Der Luxus Länder
Schon einmal war es fast so weit: im Sommer 2010, Erwin Pröll war gerade Vorsitzender der Landeshauptleutekonferenz und im Begriff, große Beute zu machen. Die Länder sollten in Zukunft für alle Lehrer zuständig sein, als auch für jene an den Gymnasien und den Berufsbildenden Höheren Schulen. Das sei so mit dem Bundeskanzler und dem Vizekanzler besprochen, erklärte Pröll damals im Ö1-Interview. Er zerstörte damit seinen ganzen schönen Plan. Denn die Sache war vor allem in der Bundes-SPÖ längst nicht so unumstritten, wie Pröll dekretieren wollte – und die angekündigte Einigung platzte. Jetzt sollen Niederösterreich & Co. also doch noch zu diesem Machtzuwachs kommen.

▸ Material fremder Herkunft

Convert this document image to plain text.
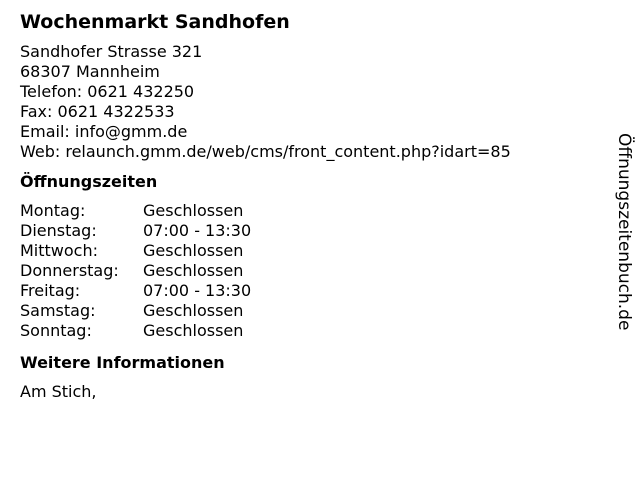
Wochenmarkt Sandhofen
Sandhofer Strasse 321
68307 Mannheim
Telefon: 0621 432250
Fax: 0621 4322533
Email: info@gmm.de
Web: relaunch.gmm.de/web/cms/front_content.php?idart=85
Öffnungszeiten
Montag:	Geschlossen
Dienstag:	07:00 - 13:30
Mittwoch:	Geschlossen
Donnerstag:	Geschlossen
Freitag:	07:00 - 13:30
Samstag:	Geschlossen
Sonntag:	Geschlossen
Weitere Informationen
Am Stich,
Öffnungszeitenbuch.de
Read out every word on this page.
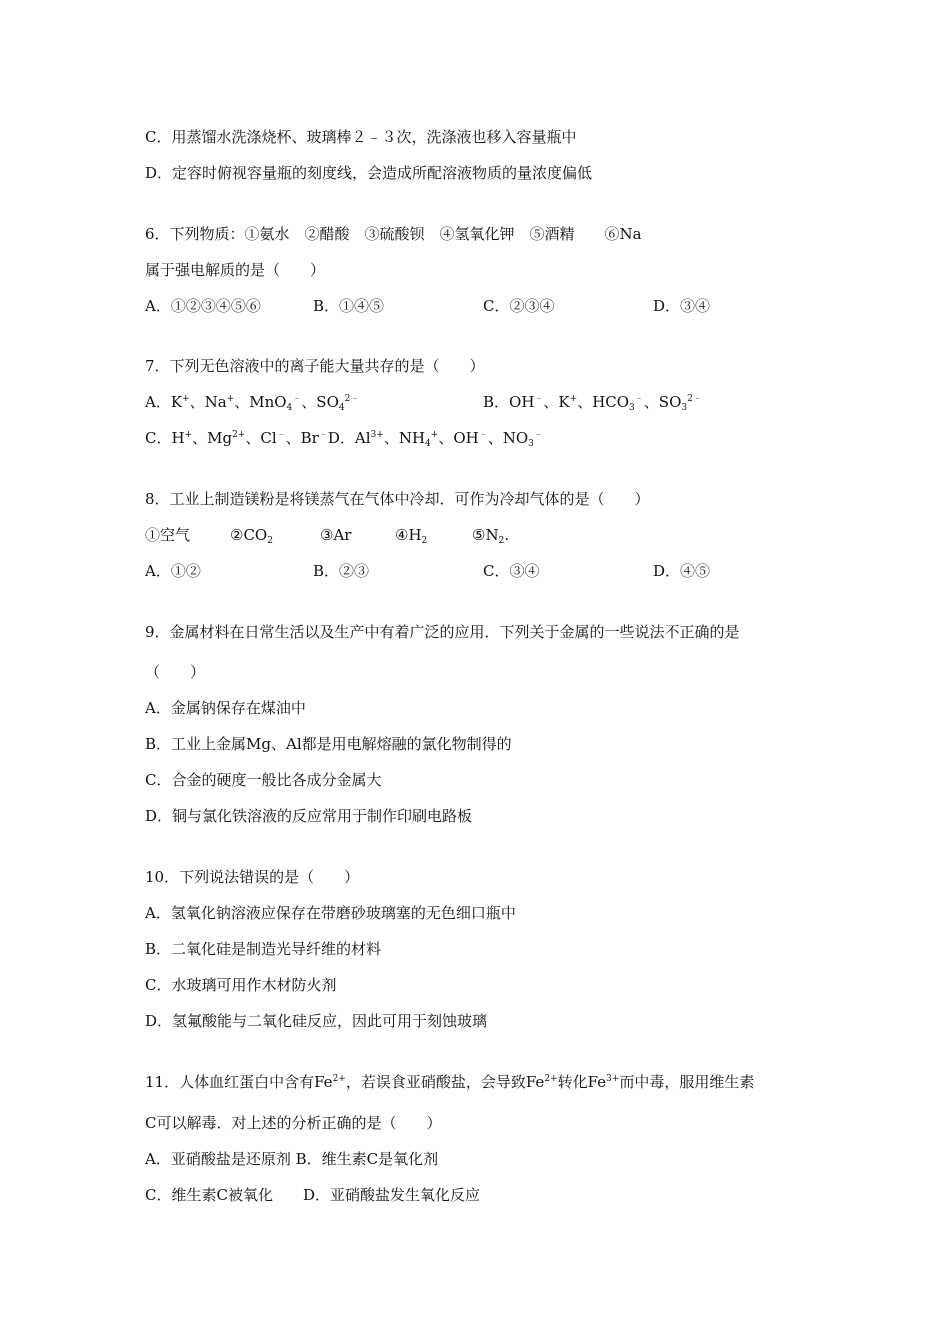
C．用蒸馏水洗涤烧杯、玻璃棒２﹣３次，洗涤液也移入容量瓶中
D．定容时俯视容量瓶的刻度线，会造成所配溶液物质的量浓度偏低
6．下列物质：①氨水　②醋酸　③硫酸钡　④氢氧化钾　⑤酒精　　⑥Na
属于强电解质的是（　　）
A．①②③④⑤⑥	B．①④⑤	C．②③④	D．③④
7．下列无色溶液中的离子能大量共存的是（　　）
A．K+、Na+、MnO$_4$﹣、$SO_4^{2﹣}$	B．OH﹣、K+、$HCO_3^﹣$、$SO_3^{2﹣}$
C．H+、$Mg^{2+}$、Cl﹣、Br﹣D．$Al^{3+}$、$NH_4^+$、OH﹣、$NO_3^﹣$
8．工业上制造镁粉是将镁蒸气在气体中冷却．可作为冷却气体的是（　　）
①空气	$②CO_2$	③Ar	$④H_2$	$⑤N_2$.
A．①②	B．②③	C．③④	D．④⑤
9．金属材料在日常生活以及生产中有着广泛的应用．下列关于金属的一些说法不正确的是
（　　）
A．金属钠保存在煤油中
B．工业上金属Mg、Al都是用电解熔融的氯化物制得的
C．合金的硬度一般比各成分金属大
D．铜与氯化铁溶液的反应常用于制作印刷电路板
10．下列说法错误的是（　　）
A．氢氧化钠溶液应保存在带磨砂玻璃塞的无色细口瓶中
B．二氧化硅是制造光导纤维的材料
C．水玻璃可用作木材防火剂
D．氢氟酸能与二氧化硅反应，因此可用于刻蚀玻璃
11．人体血红蛋白中含有$Fe^{2+}$，若误食亚硝酸盐，会导致$Fe^{2+}$转化$Fe^{3+}$而中毒，服用维生素
C可以解毒．对上述的分析正确的是（　　）
A．亚硝酸盐是还原剂 B．维生素C是氧化剂
C．维生素C被氧化　　D．亚硝酸盐发生氧化反应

Grüne und FPÖ – eine der beiden Oppositionsparteien würden Rot und Schwarz für diese Kompetenzverschiebung brauchen – haben vorsorglich schon einmal die Warntafeln aufgestellt.Für Machtspiele der Landesfürsten will man sich nicht hergeben. Und diese Befürchtung kommt ja nicht von ungefähr. Seit jeher sind die Schulen der Hort parteipolitischen Postenschachers, das haben die Länder in ihrem Einflussbereich – den Pflichtschulen – hinlänglich bewiesen. Und diesen Einfluss wollen sie auch nicht aufgeben. Das ist der eigentliche Antrieb in diesem Ringen um die Lehrerkompetenzen.
Ende der Gestaltungsmacht
Hinter der Machtfrage steckt aber noch viel mehr: der Anspruch auf politische Gestaltung im Bildungswesen. Den würde der Bund mit der Verländerung der Schulorganisation schlicht und einfach aufgeben und den Ländern überlassen. Die könnten dann in ihrem Bereich schalten und walten, wie sie wollen. Die bundesweite Einführung der gemeinsamen Schule der 10- bis 14-Jährigen wäre damit erledigt, vielleicht macht die Platter-ÖVP in Tirol mit den Grünen etwas in dieser Richtung – vielleicht aber auch nicht. Auch die echte Ganztagsschule in der verschränkten Form würde dann nur dort stattfinden, wo die Landesfürsten das für notwendig halten. In Niederösterreich zum Beispiel hält die regierende Pröll-ÖVP das für nicht dringend notwendig.
Neun-telung des Schulwesens
Jetzt kann man zu Recht einwenden: Alles ist besser als das bestehende System mit absurd geteilten und zersplitterten Kompetenzen, wo der Bund zahlt und die Länder das Geld ausgeben. Sollen die Länder verantwortlich sein und zeigen, wie sie es besser machen. Man kann auch die Warnung aller Bildungsexperten in den Wind schlagen, die auf die schlechten Erfahrungen mit dem Fleckerlteppich in Deutschland verweisen, wo das Schulwesen komplett Landessache ist. Eine konzise Schulpolitik mit klaren Vorgaben für Organisation, Didaktik und moderne Unterrichtsinhalte bei größtmöglicher Autonomie der Schulstandorte muss einem egal sein. Diese Chance ist bei einer Neun-telung des Schulwesens nämlich dahin. Viele werden von gelebtem Föderalismus reden.
Kapitulation vor Fürstenthronen
Aber in Wahrheit ist das – sollte es wirklich so weit kommen – die Kapitulation des Bundes vor dem Föderalismus, vor den wahren Mächtigen im Staat. Das hat schon damit begonnen, dass man die Ländervertreter Khol und Niessl das Kapitel Staatsreform verhandeln hat lassen. Und jetzt versuchen die beiden folgerichtig, den Bund ordentlich abzuräumen. Erwin Pröll reibt sich schon die Hände.
Es gilt die Realverfassung
So läuft das in Österreich. Weil den Spitzen von SPÖ und ÖVP die Phantasie für Varianten jenseits von Rot-Schwarz und damit auch für neue politische Gestaltungskraft fehlt, geben sie die Gestaltungsmacht gleich an die Länder ab. Die Bundesverfassung, die besagt, dass der Bund an der Spitze der gesetzgebenden Körperschaften steht und damit den Ländern auch Vorschriften machen kann, weicht endgültig der Realverfassung. Alle Macht den Ländern.
Den Luxuspensionen sagt diese Koalition mit parlamentarischer Zweidrittelmehrheit den Kampf an, da kann sie auf Populisten in allen Fraktionen und Redaktionen vertrauen. Aber der Luxus Länder bleibt nicht nur unangetastet, sondern wird noch vermehrt. Hier endlich Flagge zu zeigen, dafür fehlt den großartigen Reformern die Courage.